Some years ago, building permit fees were low “and that fueled the housing boom,” Dubois said, adding that since developers didn’t pay the costs for needed infrastructure, Sequim’s taxpayers and utility ratepayers were left with that burden.
Hall, for his part, would put a stop to all consultant studies. The city is facing a deep revenue shortfall, and staff layoffs loom in the 2010 budget since no one is predicting an upswing in sales-tax or building-permit income. So Hall believes it’s high time to rein in spending and lower permit fees, if that will bring builders back.
Dubois doesn’t believe permit fees or other development costs have driven business away from Sequim. Hers is still the fastest-growing city on the North Olympic Peninsula, with 5,715 residents as of April 1, according to the state Office of Financial Management. That’s 105 more than lived here in 2008; Sequim’s growth rate puts it at No. 68 among Washington’s 279 municipalities.
Schubert figures that growth will go on. “People that want to come here are going to come here. Our job is to make it possible for them to come” instead of pricing them out of the market. His mission, he added, is to keep Sequim “a viable place, with jobs” and a strong tax base.
Schubert acknowledged that while he was mayor from 2002 through 2007, he was targeted as the bringer of big-box buildup on the city’s western edge.

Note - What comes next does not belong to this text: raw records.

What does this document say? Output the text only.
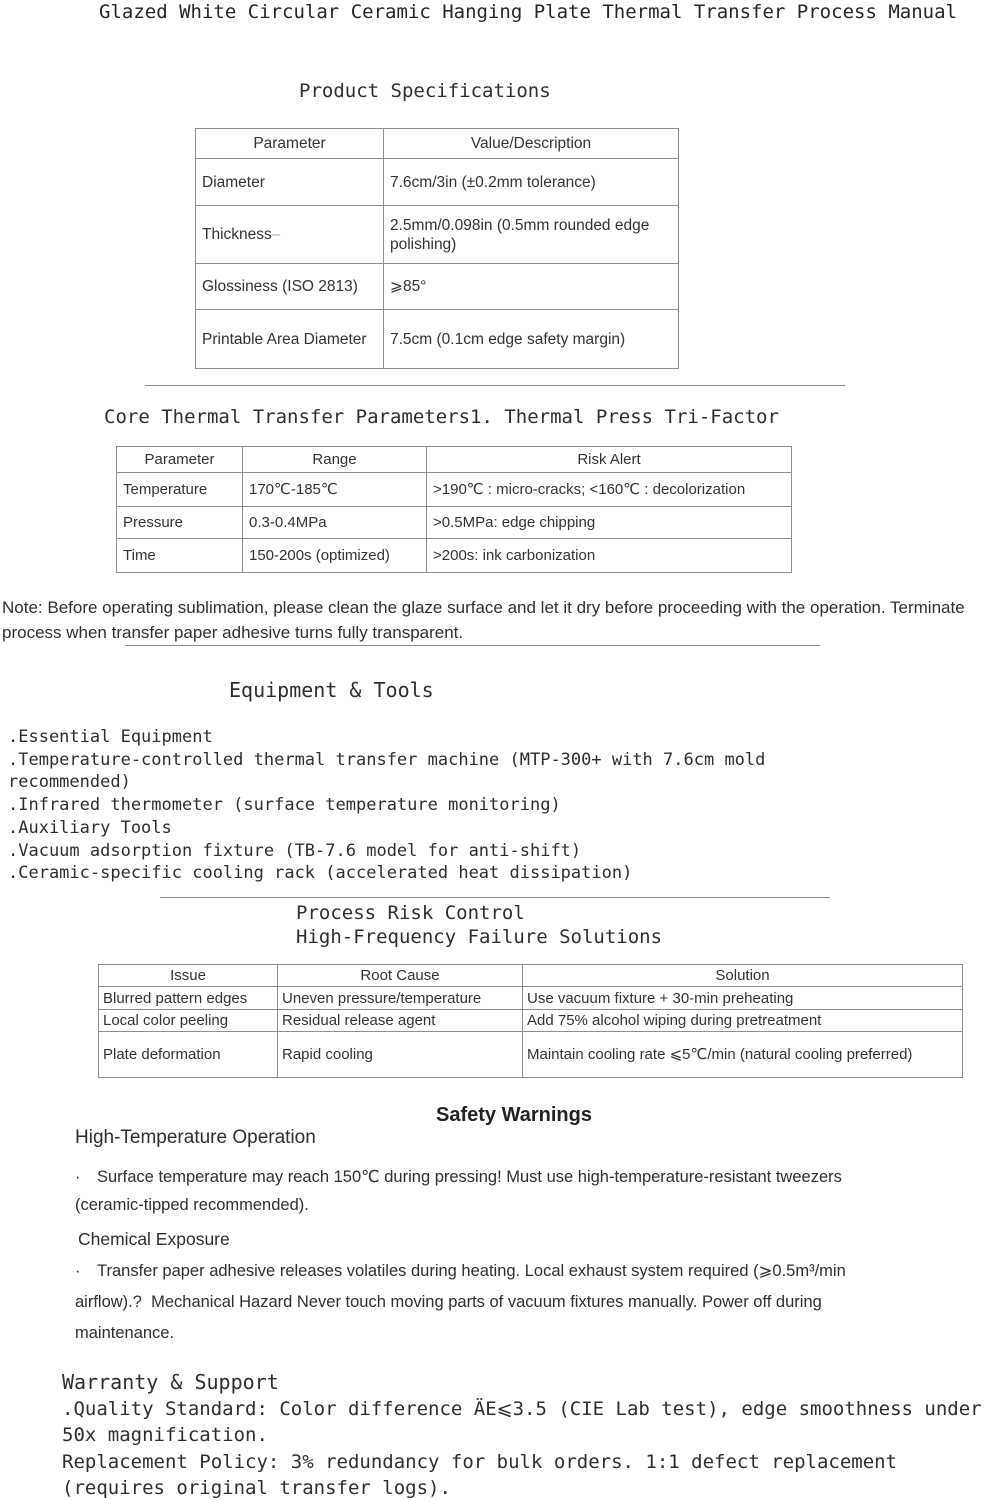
Glazed White Circular Ceramic Hanging Plate Thermal Transfer Process Manual
Product Specifications
Parameter	Value/Description
Diameter	7.6cm/3in (±0.2mm tolerance)
Thickness–	2.5mm/0.098in (0.5mm rounded edge polishing)
Glossiness (ISO 2813)	⩾85°
Printable Area Diameter	7.5cm (0.1cm edge safety margin)
Core Thermal Transfer Parameters1. Thermal Press Tri-Factor
Parameter	Range	Risk Alert
Temperature	170℃-185℃	>190℃ : micro-cracks; <160℃ : decolorization
Pressure	0.3-0.4MPa	>0.5MPa: edge chipping
Time	150-200s (optimized)	>200s: ink carbonization
Note: Before operating sublimation, please clean the glaze surface and let it dry before proceeding with the operation. Terminate process when transfer paper adhesive turns fully transparent.
Equipment & Tools
.Essential Equipment
.Temperature-controlled thermal transfer machine (MTP-300+ with 7.6cm mold
recommended)
.Infrared thermometer (surface temperature monitoring)
.Auxiliary Tools
.Vacuum adsorption fixture (TB-7.6 model for anti-shift)
.Ceramic-specific cooling rack (accelerated heat dissipation)
Process Risk Control
High-Frequency Failure Solutions
Issue	Root Cause	Solution
Blurred pattern edges	Uneven pressure/temperature	Use vacuum fixture + 30-min preheating
Local color peeling	Residual release agent	Add 75% alcohol wiping during pretreatment
Plate deformation	Rapid cooling	Maintain cooling rate ⩽5℃/min (natural cooling preferred)
Safety Warnings
High-Temperature Operation
· Surface temperature may reach 150℃ during pressing! Must use high-temperature-resistant tweezers
(ceramic-tipped recommended).
Chemical Exposure
· Transfer paper adhesive releases volatiles during heating. Local exhaust system required (⩾0.5m³/min
airflow).?  Mechanical Hazard Never touch moving parts of vacuum fixtures manually. Power off during
maintenance.
Warranty & Support
.Quality Standard: Color difference ÄE⩽3.5 (CIE Lab test), edge smoothness under
50x magnification.
Replacement Policy: 3% redundancy for bulk orders. 1:1 defect replacement
(requires original transfer logs).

Those chain stores supply sales tax revenue and jobs, Schubert said, and he doesn’t regret welcoming them.
“When you look at the tax base,” added East, “this town would be in real trouble without Wal-Mart, Home Depot and Costco.”

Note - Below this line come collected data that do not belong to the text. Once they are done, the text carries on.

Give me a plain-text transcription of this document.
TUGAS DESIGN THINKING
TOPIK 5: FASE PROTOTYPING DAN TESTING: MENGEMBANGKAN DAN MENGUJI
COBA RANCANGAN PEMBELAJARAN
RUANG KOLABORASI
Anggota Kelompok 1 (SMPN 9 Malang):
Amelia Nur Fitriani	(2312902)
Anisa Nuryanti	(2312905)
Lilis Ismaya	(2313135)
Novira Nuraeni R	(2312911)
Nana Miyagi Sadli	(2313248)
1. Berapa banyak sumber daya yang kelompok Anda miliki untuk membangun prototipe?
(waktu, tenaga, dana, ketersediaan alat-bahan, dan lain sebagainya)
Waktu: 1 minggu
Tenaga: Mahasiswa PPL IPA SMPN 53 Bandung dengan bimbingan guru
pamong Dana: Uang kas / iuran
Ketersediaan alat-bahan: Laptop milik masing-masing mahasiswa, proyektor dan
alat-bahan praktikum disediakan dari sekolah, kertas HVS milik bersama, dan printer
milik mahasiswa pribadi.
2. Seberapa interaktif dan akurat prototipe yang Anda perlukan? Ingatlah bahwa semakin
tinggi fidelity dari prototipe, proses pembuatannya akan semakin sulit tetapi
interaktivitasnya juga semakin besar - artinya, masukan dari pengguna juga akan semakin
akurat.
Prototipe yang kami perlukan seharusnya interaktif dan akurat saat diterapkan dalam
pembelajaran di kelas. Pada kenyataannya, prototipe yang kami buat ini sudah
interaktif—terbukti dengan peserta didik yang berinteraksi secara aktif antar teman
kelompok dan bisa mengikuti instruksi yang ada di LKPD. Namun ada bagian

East, Huizinga and Schubert agree that some of that revenue should be shared with the Boys & Girls Clubs of the Olympic Peninsula and in particular the teen program in Sequim.
“It saves lives,” Huizinga said of the club at 400 W. Fir St.
Hall, however, said that in these times, the city of Sequim can’t afford to help even the worthiest of organizations.
“I hate to say that,” he added. But “I’d rather not give to the Boys & Girls Club than have a city employee lose his job.”
The City Council has been divided on such issues and reduced its funding for the club from $100,000 in 2008 to $60,000 this year. And the first half of 2009 has been rife with disagreements between longtime members and the newer four. Developer fees, building-design standards and how to budget for 2010 have fueled hours of debate.
Dubois, finally, emphasized that while Schubert and others may blame Sequim’s economic struggles on higher development fees, “we haven’t driven anybody out. The housing market [slump] is nationwide,” she said, “and not anything the four council members did.”